J’l’ai pas connu personnellement… : Luth
Les vagues sonores ondoyaient, allant et venant, transportant de loin en loin ce brûlot caracolant depuis le fond d’un studio où un jeune homme fumant cigarette sur cigarette s’affairait pour mettre la touche finale au mixage. Sur 1400 hrz ondes moyennes, la station de radio Luxembourg égrenait la playlist des airs nouveaux élus par le peuple. Beaucoup de fadaises, et puis ça : une intro guitares sèches superposées, un bref commentaire à l’électrique, et puis cette chanson, assez longue – elle était de Dylan-, où on devinait un paysage torturé se dissolvant dans un tourbillon saccadé s’enfonçant dans la nuit. « All along the watchtower » témoignait des sens en têtes chercheuses de notre bonhomme, allant de la science-fiction aux dernières découvertes relayées par les gens de rencontre. Jimi Hendrix se trouvait soudain adulé, là où, un an auparavant, il cherchait encore une chemise à se mettre, et moi je me trouvais soudain avec « Are you experienced » dans les mains, par le plus obscur des détours de l’existence, devant un truc qui allait droit au cœur. Il y eut diverses circonstances similaires, comme de rencontrer la musique de Wyatt, Riley, Bach, Dowland et qui sais-je encore… La guitare électrique a balayé tout sur son passage, comme d’autres instruments passés à la fée électricité.

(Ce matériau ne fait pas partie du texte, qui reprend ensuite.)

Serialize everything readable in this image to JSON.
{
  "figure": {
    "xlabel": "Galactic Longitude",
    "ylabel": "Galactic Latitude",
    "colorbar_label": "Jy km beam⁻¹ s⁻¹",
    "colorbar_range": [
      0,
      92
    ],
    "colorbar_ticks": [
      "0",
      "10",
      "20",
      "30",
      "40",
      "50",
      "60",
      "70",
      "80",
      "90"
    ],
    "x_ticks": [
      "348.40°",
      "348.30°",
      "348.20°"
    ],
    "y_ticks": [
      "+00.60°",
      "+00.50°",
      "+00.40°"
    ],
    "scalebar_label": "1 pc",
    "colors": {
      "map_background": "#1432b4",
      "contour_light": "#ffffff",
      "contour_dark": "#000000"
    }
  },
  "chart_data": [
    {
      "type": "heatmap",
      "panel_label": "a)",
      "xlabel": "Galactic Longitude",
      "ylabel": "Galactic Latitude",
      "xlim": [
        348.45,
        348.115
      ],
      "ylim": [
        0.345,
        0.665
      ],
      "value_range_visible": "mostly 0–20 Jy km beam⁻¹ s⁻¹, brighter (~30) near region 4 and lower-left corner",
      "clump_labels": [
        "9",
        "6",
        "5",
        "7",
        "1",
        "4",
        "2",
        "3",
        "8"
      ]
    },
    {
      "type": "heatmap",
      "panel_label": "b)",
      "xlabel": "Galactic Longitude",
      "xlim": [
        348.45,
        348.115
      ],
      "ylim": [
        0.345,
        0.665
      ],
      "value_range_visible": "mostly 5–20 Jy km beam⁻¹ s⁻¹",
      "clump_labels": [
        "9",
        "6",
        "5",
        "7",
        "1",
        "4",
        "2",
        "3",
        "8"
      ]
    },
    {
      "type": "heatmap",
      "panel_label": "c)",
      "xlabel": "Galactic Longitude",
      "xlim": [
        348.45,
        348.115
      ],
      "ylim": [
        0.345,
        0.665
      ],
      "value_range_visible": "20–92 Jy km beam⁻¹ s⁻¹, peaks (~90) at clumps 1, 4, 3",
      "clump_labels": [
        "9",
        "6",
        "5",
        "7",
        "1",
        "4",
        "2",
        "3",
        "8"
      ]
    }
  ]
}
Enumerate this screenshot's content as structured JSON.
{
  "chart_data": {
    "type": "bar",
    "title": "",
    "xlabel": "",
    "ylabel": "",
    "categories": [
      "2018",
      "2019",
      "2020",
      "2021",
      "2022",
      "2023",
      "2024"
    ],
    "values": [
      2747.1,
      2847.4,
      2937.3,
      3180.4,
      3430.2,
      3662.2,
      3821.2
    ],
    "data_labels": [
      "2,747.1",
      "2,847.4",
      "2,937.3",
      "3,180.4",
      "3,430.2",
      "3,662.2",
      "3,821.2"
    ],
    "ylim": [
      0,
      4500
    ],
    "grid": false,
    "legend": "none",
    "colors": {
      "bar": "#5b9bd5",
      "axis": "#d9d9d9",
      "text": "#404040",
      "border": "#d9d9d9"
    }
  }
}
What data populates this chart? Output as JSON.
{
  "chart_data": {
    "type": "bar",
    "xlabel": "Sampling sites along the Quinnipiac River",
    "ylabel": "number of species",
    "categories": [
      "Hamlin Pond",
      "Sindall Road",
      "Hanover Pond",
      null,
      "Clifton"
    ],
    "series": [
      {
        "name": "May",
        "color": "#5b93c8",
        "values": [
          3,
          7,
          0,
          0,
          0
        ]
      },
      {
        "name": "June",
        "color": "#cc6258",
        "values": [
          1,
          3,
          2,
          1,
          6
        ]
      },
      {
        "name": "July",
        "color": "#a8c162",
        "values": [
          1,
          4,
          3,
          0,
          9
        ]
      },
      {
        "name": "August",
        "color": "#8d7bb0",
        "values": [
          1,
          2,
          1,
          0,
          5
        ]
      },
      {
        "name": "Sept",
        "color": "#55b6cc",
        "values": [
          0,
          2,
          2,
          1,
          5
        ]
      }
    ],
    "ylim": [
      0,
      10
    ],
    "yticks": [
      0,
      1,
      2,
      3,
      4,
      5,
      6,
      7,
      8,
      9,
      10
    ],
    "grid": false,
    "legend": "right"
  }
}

Au milieu des années 80, un jeune Italien aura été, lui aussi, contaminé, notamment en entendant Jimi Hendrix. L’idée de jouer dans un groupe de rock lui semblait fascinante. Pourtant, il empruntera un chemin acoustique le ramenant à la Renaissance. Non seulement il creusera doctement – ses diplômes en témoignent – mais il cumulera avec la recherche en architecture. Rien que ça. Il se fait que le nom de Stefano Maiorana apparaît sur YouTube avec une « Hendrix suite for theorbo » avec des reprises comme « Castles made of sand » ou « Little wing », ce dernier sonnant de manière touchante ici. Ailleurs, des « mix » ouvrent sur des œuvres de Kapsberger ou de de Murcia, au théorbe ou à la guitare baroque. Et puis ses coreligionnaires – tant masculins que féminins – que je vous laisse découvrir. Qu’un monsieur doué se soit retourné sur ses anciennes amours n’est pas neuf ; ce qui l’est, c’est qu’il s’agit d’Hendrix. Il y a 60 ans encore, le rock était à bannir, et Hendrix en sera le suicidé d’époque.

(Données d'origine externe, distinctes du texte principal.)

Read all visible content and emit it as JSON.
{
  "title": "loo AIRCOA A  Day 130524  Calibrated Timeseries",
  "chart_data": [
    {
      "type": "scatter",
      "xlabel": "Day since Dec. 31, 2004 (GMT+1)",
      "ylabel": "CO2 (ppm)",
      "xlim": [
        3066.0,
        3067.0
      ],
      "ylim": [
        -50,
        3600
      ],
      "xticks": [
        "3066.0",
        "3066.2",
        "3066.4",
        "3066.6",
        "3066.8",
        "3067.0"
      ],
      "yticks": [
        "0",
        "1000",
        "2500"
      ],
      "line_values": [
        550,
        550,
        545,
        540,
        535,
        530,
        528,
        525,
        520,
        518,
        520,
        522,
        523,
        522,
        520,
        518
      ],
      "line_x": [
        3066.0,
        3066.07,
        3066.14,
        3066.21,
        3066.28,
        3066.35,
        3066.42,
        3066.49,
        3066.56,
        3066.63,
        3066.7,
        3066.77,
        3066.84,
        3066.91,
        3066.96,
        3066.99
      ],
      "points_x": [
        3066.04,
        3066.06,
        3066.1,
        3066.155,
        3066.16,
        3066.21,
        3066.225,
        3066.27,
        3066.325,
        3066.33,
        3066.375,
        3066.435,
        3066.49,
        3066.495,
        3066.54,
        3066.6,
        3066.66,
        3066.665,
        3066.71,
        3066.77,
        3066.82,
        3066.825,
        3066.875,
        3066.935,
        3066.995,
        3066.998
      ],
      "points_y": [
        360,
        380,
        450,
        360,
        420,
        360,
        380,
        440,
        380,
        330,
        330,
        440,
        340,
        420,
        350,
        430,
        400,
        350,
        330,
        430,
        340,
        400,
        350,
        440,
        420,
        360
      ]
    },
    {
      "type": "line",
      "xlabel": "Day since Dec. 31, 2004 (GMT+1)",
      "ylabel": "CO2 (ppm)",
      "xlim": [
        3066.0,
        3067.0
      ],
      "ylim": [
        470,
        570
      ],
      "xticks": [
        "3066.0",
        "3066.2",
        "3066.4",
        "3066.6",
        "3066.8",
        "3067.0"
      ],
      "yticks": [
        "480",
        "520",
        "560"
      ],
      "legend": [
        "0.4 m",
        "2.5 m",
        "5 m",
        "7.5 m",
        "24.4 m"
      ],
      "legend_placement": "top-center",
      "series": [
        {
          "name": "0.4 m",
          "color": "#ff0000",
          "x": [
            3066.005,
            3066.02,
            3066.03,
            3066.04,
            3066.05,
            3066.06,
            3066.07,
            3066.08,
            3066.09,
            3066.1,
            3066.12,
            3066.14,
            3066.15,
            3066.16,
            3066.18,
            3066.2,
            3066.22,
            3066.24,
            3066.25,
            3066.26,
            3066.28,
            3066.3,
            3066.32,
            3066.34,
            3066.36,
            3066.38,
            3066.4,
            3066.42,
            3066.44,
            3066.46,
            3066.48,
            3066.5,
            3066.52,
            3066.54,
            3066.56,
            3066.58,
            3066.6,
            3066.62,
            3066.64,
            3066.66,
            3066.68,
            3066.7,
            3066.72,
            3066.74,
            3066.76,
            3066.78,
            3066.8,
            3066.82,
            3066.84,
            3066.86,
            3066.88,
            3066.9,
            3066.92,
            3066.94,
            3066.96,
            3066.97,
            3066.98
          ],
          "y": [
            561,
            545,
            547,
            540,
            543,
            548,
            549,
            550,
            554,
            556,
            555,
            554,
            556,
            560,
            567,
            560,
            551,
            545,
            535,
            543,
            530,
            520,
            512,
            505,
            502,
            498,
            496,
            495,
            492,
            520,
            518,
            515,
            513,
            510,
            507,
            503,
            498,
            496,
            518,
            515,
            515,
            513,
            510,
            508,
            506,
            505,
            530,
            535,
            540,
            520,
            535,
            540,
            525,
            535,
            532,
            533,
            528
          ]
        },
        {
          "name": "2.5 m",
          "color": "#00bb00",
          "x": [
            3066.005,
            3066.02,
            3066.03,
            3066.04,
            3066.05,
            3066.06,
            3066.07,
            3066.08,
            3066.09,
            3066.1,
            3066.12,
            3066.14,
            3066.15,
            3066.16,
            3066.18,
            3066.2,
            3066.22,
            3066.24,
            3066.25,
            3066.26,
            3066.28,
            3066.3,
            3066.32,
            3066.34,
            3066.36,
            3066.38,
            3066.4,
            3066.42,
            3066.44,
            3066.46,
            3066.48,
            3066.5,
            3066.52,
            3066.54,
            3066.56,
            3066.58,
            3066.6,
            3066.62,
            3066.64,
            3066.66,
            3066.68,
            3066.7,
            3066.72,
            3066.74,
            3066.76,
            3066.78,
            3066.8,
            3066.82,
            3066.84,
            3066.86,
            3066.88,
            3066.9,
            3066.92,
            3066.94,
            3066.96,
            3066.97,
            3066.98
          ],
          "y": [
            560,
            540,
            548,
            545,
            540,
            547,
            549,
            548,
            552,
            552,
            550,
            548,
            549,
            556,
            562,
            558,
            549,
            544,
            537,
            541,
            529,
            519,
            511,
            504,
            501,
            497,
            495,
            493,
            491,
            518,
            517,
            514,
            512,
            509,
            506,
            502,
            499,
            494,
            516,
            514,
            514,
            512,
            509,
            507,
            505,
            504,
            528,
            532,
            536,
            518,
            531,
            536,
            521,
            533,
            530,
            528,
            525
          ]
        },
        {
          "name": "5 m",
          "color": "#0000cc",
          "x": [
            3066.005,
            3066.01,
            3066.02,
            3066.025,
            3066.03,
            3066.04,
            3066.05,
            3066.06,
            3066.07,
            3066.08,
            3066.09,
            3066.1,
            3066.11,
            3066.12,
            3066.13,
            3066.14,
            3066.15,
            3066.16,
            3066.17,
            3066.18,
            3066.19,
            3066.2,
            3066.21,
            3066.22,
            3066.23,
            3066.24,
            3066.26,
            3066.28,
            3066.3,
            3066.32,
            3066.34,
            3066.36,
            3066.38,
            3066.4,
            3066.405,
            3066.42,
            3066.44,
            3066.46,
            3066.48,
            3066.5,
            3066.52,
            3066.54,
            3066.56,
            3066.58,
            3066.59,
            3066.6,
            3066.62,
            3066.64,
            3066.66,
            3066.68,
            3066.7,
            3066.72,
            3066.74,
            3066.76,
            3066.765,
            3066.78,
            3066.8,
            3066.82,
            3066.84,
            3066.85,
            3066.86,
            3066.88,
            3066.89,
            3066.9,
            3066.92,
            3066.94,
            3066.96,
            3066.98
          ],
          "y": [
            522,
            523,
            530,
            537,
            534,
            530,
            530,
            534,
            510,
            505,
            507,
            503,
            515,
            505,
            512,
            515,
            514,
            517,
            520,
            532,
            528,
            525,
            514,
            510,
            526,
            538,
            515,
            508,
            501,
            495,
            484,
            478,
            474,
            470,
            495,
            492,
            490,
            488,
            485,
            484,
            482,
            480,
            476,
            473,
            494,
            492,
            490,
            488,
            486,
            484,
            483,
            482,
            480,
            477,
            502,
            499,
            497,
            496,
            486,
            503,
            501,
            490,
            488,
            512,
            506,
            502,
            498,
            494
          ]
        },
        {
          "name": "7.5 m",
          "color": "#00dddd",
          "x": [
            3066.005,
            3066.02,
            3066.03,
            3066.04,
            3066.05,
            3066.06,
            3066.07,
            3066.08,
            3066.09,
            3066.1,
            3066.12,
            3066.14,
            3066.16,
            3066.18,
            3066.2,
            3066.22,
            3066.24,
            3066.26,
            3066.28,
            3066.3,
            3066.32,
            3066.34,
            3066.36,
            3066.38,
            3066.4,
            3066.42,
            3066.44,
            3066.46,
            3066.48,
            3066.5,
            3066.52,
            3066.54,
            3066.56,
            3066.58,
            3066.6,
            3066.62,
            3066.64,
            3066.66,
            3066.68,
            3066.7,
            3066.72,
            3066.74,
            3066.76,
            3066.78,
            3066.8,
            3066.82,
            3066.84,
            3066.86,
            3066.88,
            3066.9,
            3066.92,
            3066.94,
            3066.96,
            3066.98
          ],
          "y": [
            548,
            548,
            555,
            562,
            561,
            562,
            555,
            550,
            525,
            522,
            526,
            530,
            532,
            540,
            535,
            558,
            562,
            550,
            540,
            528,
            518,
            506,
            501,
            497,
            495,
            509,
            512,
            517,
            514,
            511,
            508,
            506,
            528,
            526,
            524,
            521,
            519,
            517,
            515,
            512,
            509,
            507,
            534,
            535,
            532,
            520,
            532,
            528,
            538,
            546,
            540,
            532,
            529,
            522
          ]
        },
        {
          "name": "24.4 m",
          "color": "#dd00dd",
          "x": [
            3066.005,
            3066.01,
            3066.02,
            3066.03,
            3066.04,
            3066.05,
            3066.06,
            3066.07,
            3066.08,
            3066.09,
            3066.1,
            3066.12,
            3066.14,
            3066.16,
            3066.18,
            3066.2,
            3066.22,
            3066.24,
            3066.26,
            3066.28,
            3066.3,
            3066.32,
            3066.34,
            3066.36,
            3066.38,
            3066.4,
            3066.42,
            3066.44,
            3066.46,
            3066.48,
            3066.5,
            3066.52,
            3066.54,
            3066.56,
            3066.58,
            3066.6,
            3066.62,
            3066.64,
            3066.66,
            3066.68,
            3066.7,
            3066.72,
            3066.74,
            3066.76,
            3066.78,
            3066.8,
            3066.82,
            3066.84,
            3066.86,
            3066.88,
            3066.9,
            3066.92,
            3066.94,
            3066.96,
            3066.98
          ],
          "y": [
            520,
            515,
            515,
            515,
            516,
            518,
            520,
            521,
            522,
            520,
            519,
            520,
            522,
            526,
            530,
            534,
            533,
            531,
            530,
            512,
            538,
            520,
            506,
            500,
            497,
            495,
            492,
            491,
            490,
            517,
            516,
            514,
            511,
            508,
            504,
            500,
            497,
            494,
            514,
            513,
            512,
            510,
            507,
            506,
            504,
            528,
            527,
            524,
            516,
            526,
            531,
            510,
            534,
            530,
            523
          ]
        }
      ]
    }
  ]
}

Mais d’où sort ce théorbe ? Avant le piano, vil instrument à percussion, et intransportable, la famille des instruments à cordes pincées fut florissante, au moment où les apports d’autres continents, le développement des villes et l’esprit neuf émancipant la jeunesse allaient provoquer une renaissance des expressions. On retrouve les divers luths, archiluths, luths théorbés et théorbes sur pas mal d’illustrations d’époque. On composera pour luth du nord au sud, de la Renaissance à l’époque baroque. Son déclin sera attribué à la vertu intellectuelle isolant ce monde de « précieux », outre sa portée sonore le limitant aux salons.
Mon ami Renzo, dont j’espère pouvoir vous rapporter sa carrière de luthier et luthiste, me rapportait une anecdote funeste voulant qu’à l’époque du déclin, on retrouvait des corps de luths reconvertis en… vielles à roue. Ces instruments trouveront à traverser le temps, et des guitaristes de rock lorgneront avec gourmandise vers les compositeurs dont on continue de découvrir les répertoires. Ou les bien établis, comme Dowland, que je n’ai pas connu personnellement, dont Sting reprendra quelques morceaux choisis. Ici avec Edin Karamazov.
En prospectant YouTube, on tombe parfois sur des docs insoupçonnés ; ici Jan Akkerman, faisant un intermède lors d’une prestation pour une émission pop à la tv hollandaise avec Focus.
On le voit : on peut encore faire des trouvailles nous ramenant dans le monde de la musique acoustique, pavillons grands ouverts, à étriller à nouveau nos sens. Outre d’élargir notre connaissance de l’humain.